I got married last Saturday. I was never into marriage; to my generation marriage doesn't mean anything anymore. Why? We witnessed our parents lie, cheat, and steal as they were married. The ring around our finger doesn't change much about one's personality, except that it looks good and shiny. The vows, the promises, everything marriage represented to our parents...come on, they no longer exist. How can they? We are in a society where we want everything quick, easy, and with no effort. Why bother to maintain a relationship when it's so easy to simply find another partner?

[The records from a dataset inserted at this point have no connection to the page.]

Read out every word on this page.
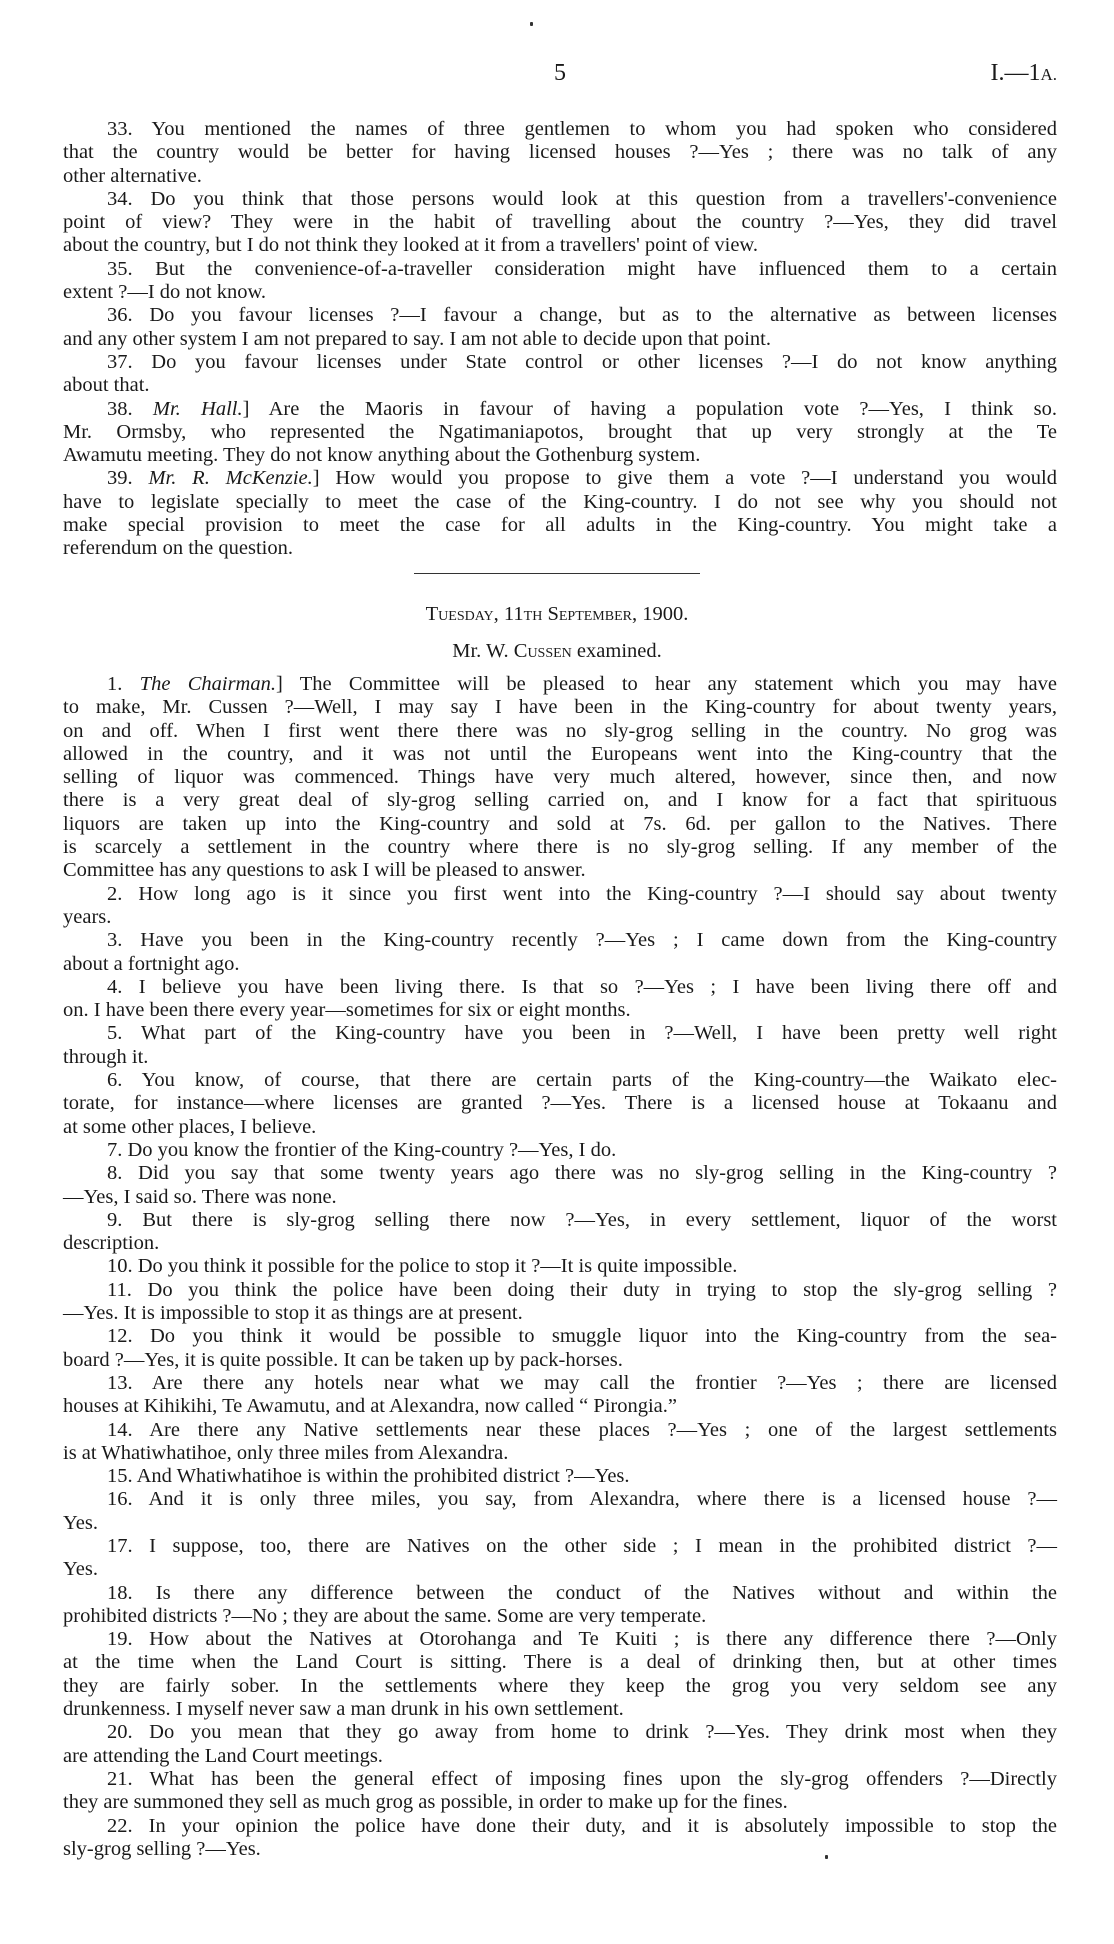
5	I.—1A.
33. You mentioned the names of three gentlemen to whom you had spoken who considered
that the country would be better for having licensed houses ?—Yes ; there was no talk of any
other alternative.
34. Do you think that those persons would look at this question from a travellers'-convenience
point of view? They were in the habit of travelling about the country ?—Yes, they did travel
about the country, but I do not think they looked at it from a travellers' point of view.
35. But the convenience-of-a-traveller consideration might have influenced them to a certain
extent ?—I do not know.
36. Do you favour licenses ?—I favour a change, but as to the alternative as between licenses
and any other system I am not prepared to say. I am not able to decide upon that point.
37. Do you favour licenses under State control or other licenses ?—I do not know anything
about that.
38. Mr. Hall.] Are the Maoris in favour of having a population vote ?—Yes, I think so.
Mr. Ormsby, who represented the Ngatimaniapotos, brought that up very strongly at the Te
Awamutu meeting. They do not know anything about the Gothenburg system.
39. Mr. R. McKenzie.] How would you propose to give them a vote ?—I understand you would
have to legislate specially to meet the case of the King-country. I do not see why you should not
make special provision to meet the case for all adults in the King-country. You might take a
referendum on the question.
Tuesday, 11th September, 1900.
Mr. W. Cussen examined.
1. The Chairman.] The Committee will be pleased to hear any statement which you may have
to make, Mr. Cussen ?—Well, I may say I have been in the King-country for about twenty years,
on and off. When I first went there there was no sly-grog selling in the country. No grog was
allowed in the country, and it was not until the Europeans went into the King-country that the
selling of liquor was commenced. Things have very much altered, however, since then, and now
there is a very great deal of sly-grog selling carried on, and I know for a fact that spirituous
liquors are taken up into the King-country and sold at 7s. 6d. per gallon to the Natives. There
is scarcely a settlement in the country where there is no sly-grog selling. If any member of the
Committee has any questions to ask I will be pleased to answer.
2. How long ago is it since you first went into the King-country ?—I should say about twenty
years.
3. Have you been in the King-country recently ?—Yes ; I came down from the King-country
about a fortnight ago.
4. I believe you have been living there. Is that so ?—Yes ; I have been living there off and
on. I have been there every year—sometimes for six or eight months.
5. What part of the King-country have you been in ?—Well, I have been pretty well right
through it.
6. You know, of course, that there are certain parts of the King-country—the Waikato elec-
torate, for instance—where licenses are granted ?—Yes. There is a licensed house at Tokaanu and
at some other places, I believe.
7. Do you know the frontier of the King-country ?—Yes, I do.
8. Did you say that some twenty years ago there was no sly-grog selling in the King-country ?
—Yes, I said so. There was none.
9. But there is sly-grog selling there now ?—Yes, in every settlement, liquor of the worst
description.
10. Do you think it possible for the police to stop it ?—It is quite impossible.
11. Do you think the police have been doing their duty in trying to stop the sly-grog selling ?
—Yes. It is impossible to stop it as things are at present.
12. Do you think it would be possible to smuggle liquor into the King-country from the sea-
board ?—Yes, it is quite possible. It can be taken up by pack-horses.
13. Are there any hotels near what we may call the frontier ?—Yes ; there are licensed
houses at Kihikihi, Te Awamutu, and at Alexandra, now called “ Pirongia.”
14. Are there any Native settlements near these places ?—Yes ; one of the largest settlements
is at Whatiwhatihoe, only three miles from Alexandra.
15. And Whatiwhatihoe is within the prohibited district ?—Yes.
16. And it is only three miles, you say, from Alexandra, where there is a licensed house ?—
Yes.
17. I suppose, too, there are Natives on the other side ; I mean in the prohibited district ?—
Yes.
18. Is there any difference between the conduct of the Natives without and within the
prohibited districts ?—No ; they are about the same. Some are very temperate.
19. How about the Natives at Otorohanga and Te Kuiti ; is there any difference there ?—Only
at the time when the Land Court is sitting. There is a deal of drinking then, but at other times
they are fairly sober. In the settlements where they keep the grog you very seldom see any
drunkenness. I myself never saw a man drunk in his own settlement.
20. Do you mean that they go away from home to drink ?—Yes. They drink most when they
are attending the Land Court meetings.
21. What has been the general effect of imposing fines upon the sly-grog offenders ?—Directly
they are summoned they sell as much grog as possible, in order to make up for the fines.
22. In your opinion the police have done their duty, and it is absolutely impossible to stop the
sly-grog selling ?—Yes.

The truth and the matter is, I found out that if I wanted my dreams to come true I needed a mature, sane, constructive, and consistent relationship. It was not a 'maybe,' it was a 'must.' Then, with God's grace, I met J. We built our relationship and went through many difficulties in the last five years. When time for the wedding came, I felt confident about our decision; I felt safe and I trusted her. But then again, at that point, if she would have told me she changed her mind and didn’t want to get married, I would have been fine with it. It just was not that important to me.
Long story short, we tied the knot in a quick ceremony at the City Hall; the whole thing lasted ten minutes. Then we had an evening with friends and family. By midnight, everyone went back home their stomach full and satisfied with the restaurant we chose.
As I am getting use to the silver color around my ring finger, a strange, fulfilling feeling came over me the next morning. I'm married! Really? Me? Married? No f'n' way. For the first time in my life, I feel I have a valuable, noteworthy relationship. For the first time, I feel I have a real partner, someone to live this adventure called Life with me (and I with her). For the first time, I feel she is my woman and I am her man, we are a team, and we will support each other through thick and thin, as clichéd as it may sound. I feel more powerful in my relationship, and in the world in general. The fact and the matter is, I am forever grateful to have such a powerful, confident woman by my side, who knows her self-worth.
Not only that, as I looked at the pictures of our special day, she is beautiful. Sooooooo beautiful. Man. I made it.
I am happy, confident, and powerful.